River's PeriodicJobs are scheduled in-process by a goroutine inside the running Client. If no instance is alive, nothing fires the schedule, and when an instance later wakes up River doesn't backfill missed runs by default (there's a RunOnStart flag, but that fires on every cold start, not "once for the slot you missed at 03:00"). So min-instances=0 plus River periodic jobs equals jobs that quietly don't run.
The pattern people actually use on Cloud Run:
Stop using River's periodic feature for scheduling. Use Cloud Scheduler as the clock. Point it at either an HTTP endpoint on your Cloud Run service or, cleaner, a Pub/Sub topic the service subscribes to. The handler's only job is to call riverClient.Insert(ctx, MyJobArgs{}, nil) and return. That insert is just a Postgres write, so it's fast and the request can finish immediately.
Then there's the second problem, which is the one that bites people: who actually runs the River job after it's inserted? With min-instances=0 and no traffic, no worker is polling Postgres. Two real options:
One, set CPU always-allocated and min-instances=1 on a small worker service. This is what most people end up doing because it costs a few dollars a month and everything Just Works. River polls, picks up the job, runs it. You're not really "scale to zero" anymore but you're also not paying for much.

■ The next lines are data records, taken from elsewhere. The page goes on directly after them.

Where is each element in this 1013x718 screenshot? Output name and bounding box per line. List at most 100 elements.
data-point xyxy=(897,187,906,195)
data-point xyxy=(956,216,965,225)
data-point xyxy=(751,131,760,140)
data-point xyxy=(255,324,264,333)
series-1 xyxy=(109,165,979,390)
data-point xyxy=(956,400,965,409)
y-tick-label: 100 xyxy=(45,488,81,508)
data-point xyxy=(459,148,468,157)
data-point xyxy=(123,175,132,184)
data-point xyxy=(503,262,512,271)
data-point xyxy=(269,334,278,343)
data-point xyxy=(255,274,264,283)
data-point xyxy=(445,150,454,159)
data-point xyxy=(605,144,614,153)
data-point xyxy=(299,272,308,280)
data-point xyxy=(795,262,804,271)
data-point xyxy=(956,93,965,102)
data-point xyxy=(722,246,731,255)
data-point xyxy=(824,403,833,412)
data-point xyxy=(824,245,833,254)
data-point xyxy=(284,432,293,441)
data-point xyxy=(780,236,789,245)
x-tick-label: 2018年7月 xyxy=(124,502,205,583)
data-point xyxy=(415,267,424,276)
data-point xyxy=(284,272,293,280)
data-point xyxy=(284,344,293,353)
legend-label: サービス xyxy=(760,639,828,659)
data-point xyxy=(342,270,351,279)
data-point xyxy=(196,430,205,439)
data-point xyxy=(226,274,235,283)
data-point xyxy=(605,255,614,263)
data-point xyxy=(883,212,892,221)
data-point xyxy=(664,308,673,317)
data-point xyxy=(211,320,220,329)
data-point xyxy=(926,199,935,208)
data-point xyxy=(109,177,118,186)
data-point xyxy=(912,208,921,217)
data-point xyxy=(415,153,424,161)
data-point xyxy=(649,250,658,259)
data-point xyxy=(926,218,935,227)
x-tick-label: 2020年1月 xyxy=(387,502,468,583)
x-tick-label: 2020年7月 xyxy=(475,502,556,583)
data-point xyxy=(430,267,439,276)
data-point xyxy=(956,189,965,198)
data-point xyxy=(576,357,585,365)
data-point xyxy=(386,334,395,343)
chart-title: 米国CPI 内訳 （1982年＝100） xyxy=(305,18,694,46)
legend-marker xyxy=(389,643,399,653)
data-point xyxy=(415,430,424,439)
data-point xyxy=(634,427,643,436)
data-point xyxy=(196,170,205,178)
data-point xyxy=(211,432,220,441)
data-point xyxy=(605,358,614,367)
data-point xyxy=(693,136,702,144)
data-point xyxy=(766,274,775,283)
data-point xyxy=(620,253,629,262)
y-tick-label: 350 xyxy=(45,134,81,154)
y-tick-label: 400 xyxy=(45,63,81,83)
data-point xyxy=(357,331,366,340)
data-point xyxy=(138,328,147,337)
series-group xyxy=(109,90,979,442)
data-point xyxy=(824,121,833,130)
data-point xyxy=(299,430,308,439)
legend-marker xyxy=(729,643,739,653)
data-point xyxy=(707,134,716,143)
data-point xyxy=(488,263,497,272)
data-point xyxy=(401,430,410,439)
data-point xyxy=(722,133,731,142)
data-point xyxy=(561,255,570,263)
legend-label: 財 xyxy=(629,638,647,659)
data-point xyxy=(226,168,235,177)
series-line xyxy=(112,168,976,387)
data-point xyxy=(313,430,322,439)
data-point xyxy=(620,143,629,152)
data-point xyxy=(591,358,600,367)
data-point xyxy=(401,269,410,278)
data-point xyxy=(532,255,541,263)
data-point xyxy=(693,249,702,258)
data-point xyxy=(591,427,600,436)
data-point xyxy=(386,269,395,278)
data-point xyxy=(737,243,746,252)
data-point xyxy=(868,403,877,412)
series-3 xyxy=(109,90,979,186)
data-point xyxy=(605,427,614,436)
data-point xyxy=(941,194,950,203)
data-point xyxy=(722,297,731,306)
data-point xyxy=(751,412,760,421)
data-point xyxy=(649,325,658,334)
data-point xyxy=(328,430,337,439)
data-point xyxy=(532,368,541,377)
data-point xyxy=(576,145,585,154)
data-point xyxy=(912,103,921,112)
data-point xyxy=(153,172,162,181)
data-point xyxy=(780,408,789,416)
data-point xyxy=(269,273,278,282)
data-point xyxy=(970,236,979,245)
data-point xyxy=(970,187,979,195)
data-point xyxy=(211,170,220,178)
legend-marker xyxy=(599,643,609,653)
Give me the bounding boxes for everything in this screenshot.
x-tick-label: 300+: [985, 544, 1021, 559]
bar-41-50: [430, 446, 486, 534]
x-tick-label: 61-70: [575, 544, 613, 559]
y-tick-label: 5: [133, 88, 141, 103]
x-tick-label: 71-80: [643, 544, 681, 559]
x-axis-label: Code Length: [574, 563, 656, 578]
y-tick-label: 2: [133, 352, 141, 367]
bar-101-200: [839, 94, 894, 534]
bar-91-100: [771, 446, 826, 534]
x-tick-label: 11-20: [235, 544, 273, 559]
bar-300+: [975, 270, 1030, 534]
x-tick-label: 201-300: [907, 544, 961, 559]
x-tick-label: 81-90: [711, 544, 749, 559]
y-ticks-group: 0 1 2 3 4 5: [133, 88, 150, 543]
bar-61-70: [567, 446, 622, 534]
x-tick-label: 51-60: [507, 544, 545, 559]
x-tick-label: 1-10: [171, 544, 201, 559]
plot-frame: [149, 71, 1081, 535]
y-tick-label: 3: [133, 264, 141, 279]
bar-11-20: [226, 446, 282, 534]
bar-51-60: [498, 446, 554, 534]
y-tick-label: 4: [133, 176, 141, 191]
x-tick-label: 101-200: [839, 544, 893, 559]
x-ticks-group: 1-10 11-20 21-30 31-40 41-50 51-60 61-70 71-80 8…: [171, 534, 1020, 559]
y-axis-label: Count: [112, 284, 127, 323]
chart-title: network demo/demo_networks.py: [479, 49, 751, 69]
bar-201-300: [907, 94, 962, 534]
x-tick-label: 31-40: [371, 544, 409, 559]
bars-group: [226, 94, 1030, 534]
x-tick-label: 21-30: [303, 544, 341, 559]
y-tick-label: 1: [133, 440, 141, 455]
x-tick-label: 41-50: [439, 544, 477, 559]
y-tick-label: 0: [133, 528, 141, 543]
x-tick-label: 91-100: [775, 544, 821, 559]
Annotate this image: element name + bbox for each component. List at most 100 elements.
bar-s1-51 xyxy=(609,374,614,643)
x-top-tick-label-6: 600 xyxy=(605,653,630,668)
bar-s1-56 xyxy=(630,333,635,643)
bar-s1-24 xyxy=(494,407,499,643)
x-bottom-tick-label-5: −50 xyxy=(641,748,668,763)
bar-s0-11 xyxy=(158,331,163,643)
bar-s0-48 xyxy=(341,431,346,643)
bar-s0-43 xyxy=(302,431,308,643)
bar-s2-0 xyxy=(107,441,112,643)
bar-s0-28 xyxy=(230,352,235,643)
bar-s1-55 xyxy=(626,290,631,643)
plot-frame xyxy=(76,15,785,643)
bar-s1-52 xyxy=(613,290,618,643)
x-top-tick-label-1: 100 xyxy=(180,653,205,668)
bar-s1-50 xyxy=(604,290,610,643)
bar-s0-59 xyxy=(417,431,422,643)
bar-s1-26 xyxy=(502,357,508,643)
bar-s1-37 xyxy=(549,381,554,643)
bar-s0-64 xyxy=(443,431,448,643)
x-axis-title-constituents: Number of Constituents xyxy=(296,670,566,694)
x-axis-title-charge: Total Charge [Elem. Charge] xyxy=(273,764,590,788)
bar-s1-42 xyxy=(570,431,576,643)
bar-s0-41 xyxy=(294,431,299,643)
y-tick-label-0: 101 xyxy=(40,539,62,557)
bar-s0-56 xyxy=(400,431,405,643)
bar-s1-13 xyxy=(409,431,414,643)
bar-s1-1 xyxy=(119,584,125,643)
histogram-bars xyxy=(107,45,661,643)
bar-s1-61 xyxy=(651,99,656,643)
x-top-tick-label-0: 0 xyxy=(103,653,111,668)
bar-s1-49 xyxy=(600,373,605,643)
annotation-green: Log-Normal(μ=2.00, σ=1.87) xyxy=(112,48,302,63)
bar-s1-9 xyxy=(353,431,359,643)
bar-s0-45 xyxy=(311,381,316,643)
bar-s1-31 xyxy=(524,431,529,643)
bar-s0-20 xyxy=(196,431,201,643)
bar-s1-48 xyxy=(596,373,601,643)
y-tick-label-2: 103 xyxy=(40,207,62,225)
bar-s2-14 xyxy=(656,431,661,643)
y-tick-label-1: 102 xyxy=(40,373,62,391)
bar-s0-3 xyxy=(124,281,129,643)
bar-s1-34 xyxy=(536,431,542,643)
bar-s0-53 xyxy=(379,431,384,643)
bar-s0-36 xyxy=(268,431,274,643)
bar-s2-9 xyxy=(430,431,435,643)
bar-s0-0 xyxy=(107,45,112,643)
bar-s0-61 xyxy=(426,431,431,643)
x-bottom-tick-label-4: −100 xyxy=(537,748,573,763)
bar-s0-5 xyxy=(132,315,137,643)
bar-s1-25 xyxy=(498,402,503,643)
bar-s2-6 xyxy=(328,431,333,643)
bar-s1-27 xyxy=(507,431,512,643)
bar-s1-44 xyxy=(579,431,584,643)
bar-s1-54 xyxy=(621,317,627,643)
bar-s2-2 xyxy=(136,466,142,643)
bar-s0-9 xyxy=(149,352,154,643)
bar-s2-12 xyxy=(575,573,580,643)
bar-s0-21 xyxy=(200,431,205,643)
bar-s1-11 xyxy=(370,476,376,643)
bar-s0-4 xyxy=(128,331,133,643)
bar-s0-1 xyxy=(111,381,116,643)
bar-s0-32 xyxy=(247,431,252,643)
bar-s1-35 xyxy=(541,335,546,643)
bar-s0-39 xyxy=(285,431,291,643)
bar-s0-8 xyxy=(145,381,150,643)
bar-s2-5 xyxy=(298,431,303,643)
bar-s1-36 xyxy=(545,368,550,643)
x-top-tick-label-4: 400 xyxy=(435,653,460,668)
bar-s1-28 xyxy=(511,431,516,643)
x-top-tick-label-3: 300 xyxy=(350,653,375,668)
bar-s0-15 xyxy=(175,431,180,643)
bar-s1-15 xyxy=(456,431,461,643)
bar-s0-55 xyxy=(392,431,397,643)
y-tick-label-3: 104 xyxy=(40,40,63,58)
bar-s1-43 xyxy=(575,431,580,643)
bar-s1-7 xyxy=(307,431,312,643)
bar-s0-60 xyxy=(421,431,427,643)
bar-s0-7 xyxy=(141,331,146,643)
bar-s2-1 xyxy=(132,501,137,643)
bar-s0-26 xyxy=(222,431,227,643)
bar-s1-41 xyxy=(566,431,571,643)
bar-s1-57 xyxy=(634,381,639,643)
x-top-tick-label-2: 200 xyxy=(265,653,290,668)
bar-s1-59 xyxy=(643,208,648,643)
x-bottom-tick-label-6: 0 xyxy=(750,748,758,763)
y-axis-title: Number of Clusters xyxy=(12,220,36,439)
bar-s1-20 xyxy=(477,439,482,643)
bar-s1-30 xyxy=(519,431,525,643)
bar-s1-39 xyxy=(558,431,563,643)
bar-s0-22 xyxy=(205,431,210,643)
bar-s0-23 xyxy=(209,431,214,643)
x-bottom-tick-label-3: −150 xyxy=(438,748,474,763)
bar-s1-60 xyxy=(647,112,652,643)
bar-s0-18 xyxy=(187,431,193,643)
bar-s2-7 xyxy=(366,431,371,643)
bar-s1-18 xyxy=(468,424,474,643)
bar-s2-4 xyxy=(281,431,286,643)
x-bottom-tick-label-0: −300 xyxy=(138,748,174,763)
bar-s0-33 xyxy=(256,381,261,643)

Two, use Cloud Run Jobs (not Services) triggered directly by Cloud Scheduler, and skip River's worker model entirely for periodic work. The Job container starts, does the thing, exits. You only use River for the queue-driven async work that happens in response to user requests, where a request is already keeping an instance warm.
The trap to avoid: enqueueing a River job from an HTTP handler on a scale-to-zero service and assuming the background River worker goroutine in the same process will pick it up before Cloud Run freezes the instance. Without CPU-always-allocated, CPU is throttled to near zero once the request returns, and your worker goroutine stops making progress. The job sits in Postgres until something else wakes the instance. People hit this and think River is broken; it isn't, Cloud Run's execution model just doesn't match River's assumption that the process is continuously alive.
So: Cloud Scheduler for the clock, River for the queue, and either min-instances=1 with always-on CPU for the worker, or a separate Cloud Run Job for the periodic work itself.